Substituting the appropriate terms for the gear into Eq. (14–41) gives

(S_{F} )_{G} =\frac{28 260(0.996)/[1(0.85)]}{2779} = 11.9

(b) Pinion tooth wear. Substituting the appropriate terms for the pinion into Eq. (14–16) gives

σ_{c} =\begin{cases} C_{p} \sqrt{ W^{t} K_{o}K_{v}K_{s} \frac{K_{m}}{d_{P F}} \frac{C_{f}}{I}} & (U.S. customary  units) \\ C_{p} \sqrt{ W^{t} K_{o}K_{v}K_{s} \frac{K_{H}}{d_{w1}b} \frac{Z_{R}}{Z_{I}}}& (SI  units) \end{cases}                              (14-16)
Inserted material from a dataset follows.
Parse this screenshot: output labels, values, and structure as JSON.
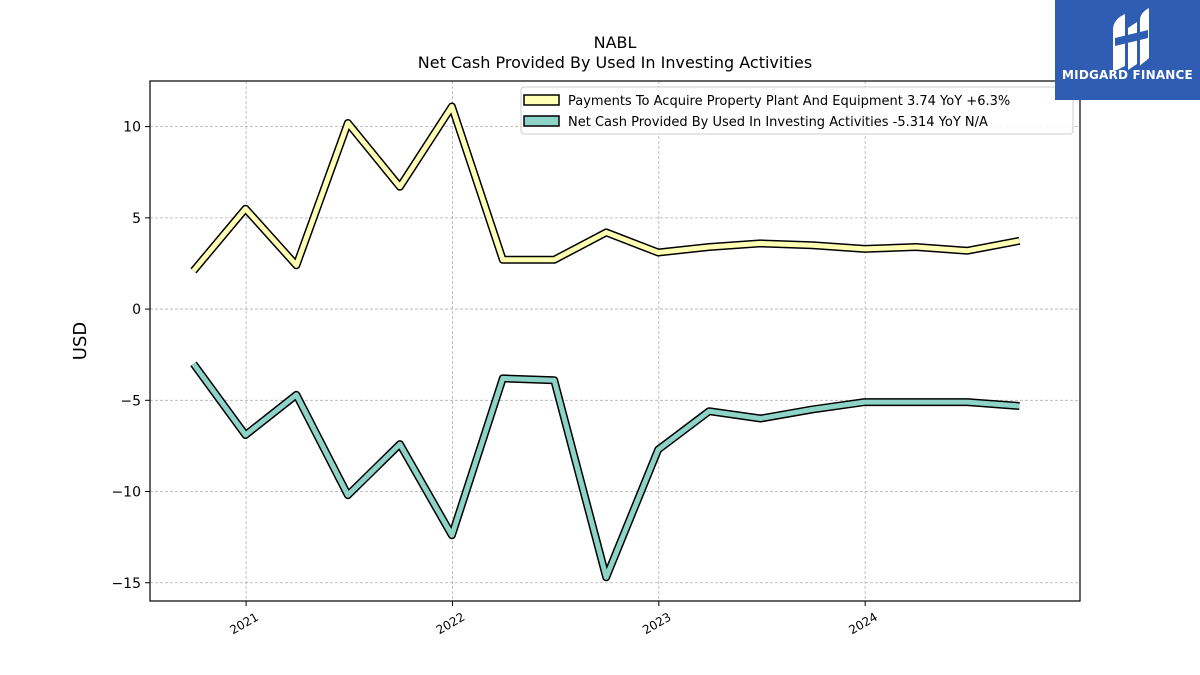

(σ_{c})_{P} = C_{p} \left(W^{t} K_{o}K_{v}K_{s} \frac{K_{m}}{d_{P} F} \frac{C_{f}}{I}\right)^{1/2}_{P}

= 2300\left[ 142.7(1)1.404(1.043)\frac{1.208}{1.963(1.5)} \frac{1}{0.195}\right]^{1/2}= 48 230  psi

Substituting the appropriate terms for the pinion into Eq. (14–42) gives

S_{H} =\frac{S_{c}Z_{N}C_{H}/(K_{T} K_{R})}{σ_{c}} =\frac{fully  corrected  contact  strength}{contact  stress}                   (14–42)
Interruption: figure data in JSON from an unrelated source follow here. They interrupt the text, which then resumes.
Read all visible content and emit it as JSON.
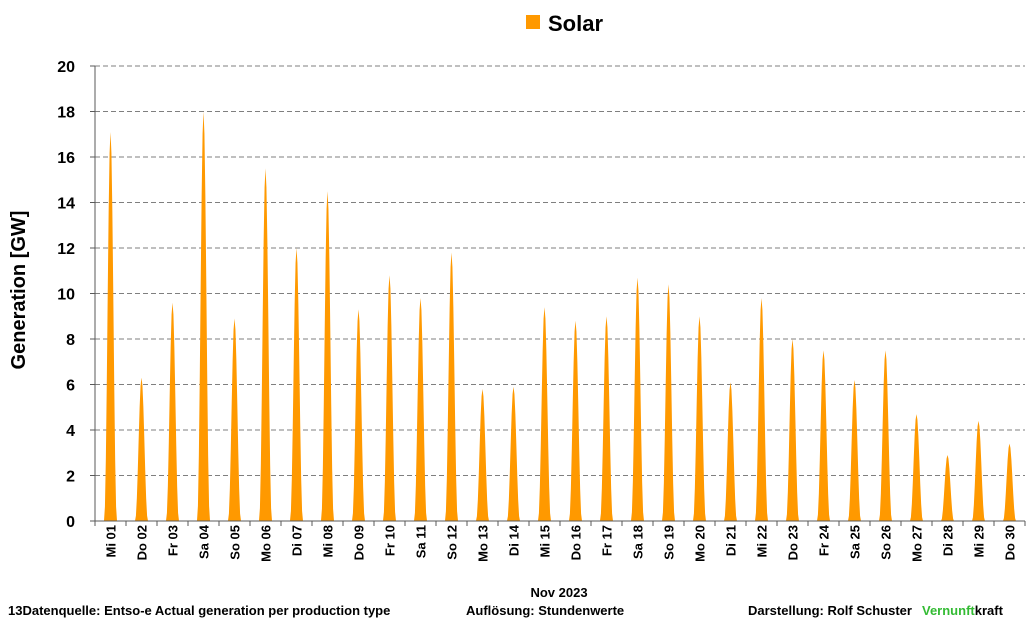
{
  "chart_data": {
    "type": "area",
    "legend": {
      "label": "Solar",
      "position": "top-center"
    },
    "ylabel": "Generation   [GW]",
    "xlabel": "Nov 2023",
    "ylim": [
      0,
      20
    ],
    "yticks": [
      0,
      2,
      4,
      6,
      8,
      10,
      12,
      14,
      16,
      18,
      20
    ],
    "grid": true,
    "categories": [
      "Mi 01",
      "Do 02",
      "Fr 03",
      "Sa 04",
      "So 05",
      "Mo 06",
      "Di 07",
      "Mi 08",
      "Do 09",
      "Fr 10",
      "Sa 11",
      "So 12",
      "Mo 13",
      "Di 14",
      "Mi 15",
      "Do 16",
      "Fr 17",
      "Sa 18",
      "So 19",
      "Mo 20",
      "Di 21",
      "Mi 22",
      "Do 23",
      "Fr 24",
      "Sa 25",
      "So 26",
      "Mo 27",
      "Di 28",
      "Mi 29",
      "Do 30"
    ],
    "series": [
      {
        "name": "Solar",
        "color": "#ff9900",
        "daily_peaks": [
          17.1,
          6.3,
          9.6,
          18.0,
          8.9,
          15.5,
          12.0,
          14.5,
          9.3,
          10.8,
          9.8,
          11.8,
          5.8,
          5.9,
          9.4,
          8.8,
          9.0,
          10.7,
          10.4,
          9.0,
          6.1,
          9.8,
          8.0,
          7.5,
          6.2,
          7.5,
          4.7,
          2.9,
          4.4,
          3.4
        ]
      }
    ]
  },
  "footer": {
    "source": "13Datenquelle: Entso-e  Actual generation per production type",
    "resolution": "Auflösung: Stundenwerte",
    "author": "Darstellung:  Rolf Schuster",
    "brand_green": "Vernunft",
    "brand_black": "kraft",
    "brand_color": "#33bb33"
  }
}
(S_{H})_{P} =\left[ \frac{S_{c}Z_{N} /(K_{T} K_{R})}{σ_{c}}\right]_{P} =\frac{106  400(0.948)/[1(0.85)]}{48 230} = 2.46

Gear tooth wear. The only term in Eq. (14–16) that changes for the gear is Ks. Thus,

(σ_{c})_{G} =\left[\frac{(K_{s})_{G}}{(K_{s})_{P}}\right]^{1/2}           (σ_{c})_{P} =\left(\frac{1.052}{1.043}\right)^{1/2} 48 230 = 48 440  psi

Substituting the appropriate terms for the gear into Eq. (14–42) with C_{H} = 1.005 gives

(S_{H})_{G} =\frac{93 500(0.973)1.005/[1(0.85)]}{48 440} =2.22

(c) For the pinion we compare S_{F} with S^{2}_{H}, or 10.5 with 2.46^2 = 6.05 , so the threat in the pinion is from wear. For the gear we compare S_{F} with S^{2}_{H}, or 11.9 with 2.22^{2} = 4.93, so the threat is also from wear in the gear. For the meshing gearset wear controls.